Nashvillians Get Plane for Priest

Date: April 29, 1969
Location: Nashville, TN
By:
Newspaper: The Tennessean
Page: 27

A group of Nashville businessmen have formed a nonprofit corporation and purchased a light airplane to help bring aid to poverty stricken natives in the remote jungles of Peru.

Headed by Bruce Salsman of McDowell and Salsman Construction Co., the corporation called Nashville Wings, Inc., has provided a Cessna 205 for Father Guy Gervais, a French Canadian priest and missionary to Peru.

Father Gervais, who has been working in the Peruvian jungles for about a year, said the plane will be used to bring medical aid, teachers and other vestiges of civilization to an isolated area known as “the green hell.”

“There is a great need there,” he said. “There are competent people in Peru, but it is hard to travel through the jungles.

“The people are very poor, and there are no roads. The pilot of an aircraft on floats is like a king.”

Acting as his own mechanic, radio operator and pilot, Father Gervais will operate an airlift between Puerto Maldonado in southern Peru and Iquitos, a town near the northeastern border on the Amazon river.

He is in Nashville preparing the aircraft for flight to South America May 2.
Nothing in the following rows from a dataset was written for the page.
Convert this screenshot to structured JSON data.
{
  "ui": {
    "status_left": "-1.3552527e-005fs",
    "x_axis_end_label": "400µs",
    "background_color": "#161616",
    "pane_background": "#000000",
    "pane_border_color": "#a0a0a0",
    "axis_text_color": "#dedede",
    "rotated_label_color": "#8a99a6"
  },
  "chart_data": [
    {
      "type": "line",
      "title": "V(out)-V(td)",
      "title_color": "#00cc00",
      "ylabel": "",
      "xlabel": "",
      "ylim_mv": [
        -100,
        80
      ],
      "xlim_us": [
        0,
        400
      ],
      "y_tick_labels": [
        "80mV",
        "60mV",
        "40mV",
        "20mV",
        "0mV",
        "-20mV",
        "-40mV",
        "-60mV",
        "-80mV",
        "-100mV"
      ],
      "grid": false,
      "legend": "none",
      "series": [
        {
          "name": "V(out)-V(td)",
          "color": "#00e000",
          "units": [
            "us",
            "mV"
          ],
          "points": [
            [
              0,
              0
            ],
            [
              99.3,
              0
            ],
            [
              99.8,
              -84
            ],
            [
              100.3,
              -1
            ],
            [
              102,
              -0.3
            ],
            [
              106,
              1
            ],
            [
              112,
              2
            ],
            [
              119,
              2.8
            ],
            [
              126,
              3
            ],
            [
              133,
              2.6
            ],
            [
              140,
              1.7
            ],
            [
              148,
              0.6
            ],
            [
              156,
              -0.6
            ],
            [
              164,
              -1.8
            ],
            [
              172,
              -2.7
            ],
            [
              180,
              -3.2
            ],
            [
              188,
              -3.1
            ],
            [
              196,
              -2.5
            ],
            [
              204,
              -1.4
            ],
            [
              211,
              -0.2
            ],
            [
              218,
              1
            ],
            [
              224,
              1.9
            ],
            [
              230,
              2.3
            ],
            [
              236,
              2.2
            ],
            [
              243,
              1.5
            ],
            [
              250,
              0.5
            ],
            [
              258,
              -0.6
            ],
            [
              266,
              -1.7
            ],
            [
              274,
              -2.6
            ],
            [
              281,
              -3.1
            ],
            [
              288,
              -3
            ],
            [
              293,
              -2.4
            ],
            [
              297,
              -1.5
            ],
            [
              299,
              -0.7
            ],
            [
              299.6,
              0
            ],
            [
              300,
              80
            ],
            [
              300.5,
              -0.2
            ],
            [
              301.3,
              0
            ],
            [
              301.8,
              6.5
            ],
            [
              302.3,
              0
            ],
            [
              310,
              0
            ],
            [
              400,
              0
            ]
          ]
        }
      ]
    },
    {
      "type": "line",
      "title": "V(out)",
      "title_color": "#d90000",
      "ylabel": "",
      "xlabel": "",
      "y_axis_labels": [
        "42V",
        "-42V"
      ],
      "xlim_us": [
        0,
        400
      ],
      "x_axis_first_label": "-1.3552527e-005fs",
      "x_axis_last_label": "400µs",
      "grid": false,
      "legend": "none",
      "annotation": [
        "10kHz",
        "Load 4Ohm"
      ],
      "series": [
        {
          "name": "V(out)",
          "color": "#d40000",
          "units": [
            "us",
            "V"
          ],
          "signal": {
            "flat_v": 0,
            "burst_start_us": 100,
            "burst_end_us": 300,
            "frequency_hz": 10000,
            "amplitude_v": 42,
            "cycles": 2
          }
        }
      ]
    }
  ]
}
Father Gervais’s mission now has one additional airplane, which was given by Wings of Hope Inc., a non-profit St. Louis corporation with which Nashville Wings will be affiliated.

“One of the critical needs of the people in the jungle is communication,” he said.

“Our primary role is to establish communication, assisting approximately 60 representatives of all faiths in their efforts to provide educational and medical aid to the 60,000 natives in the area.

“The plane,” he added, “is not for hire, and it never will be.”

A member of the Montfort Fathers, Father Gervais served for six years in Australia and New Guinea. He received his theology degree in Ottawa, Canada, and later studied anthropology, sociology, pre-medicine and dentistry at Catholic University in Washington, D.C.

Salsman, who is spearheading the Nashville Wings activity, said the organization needs funds to complete payment for the aircraft and provide for its maintenance, although major contributions have been made by several prominent Nashvillians.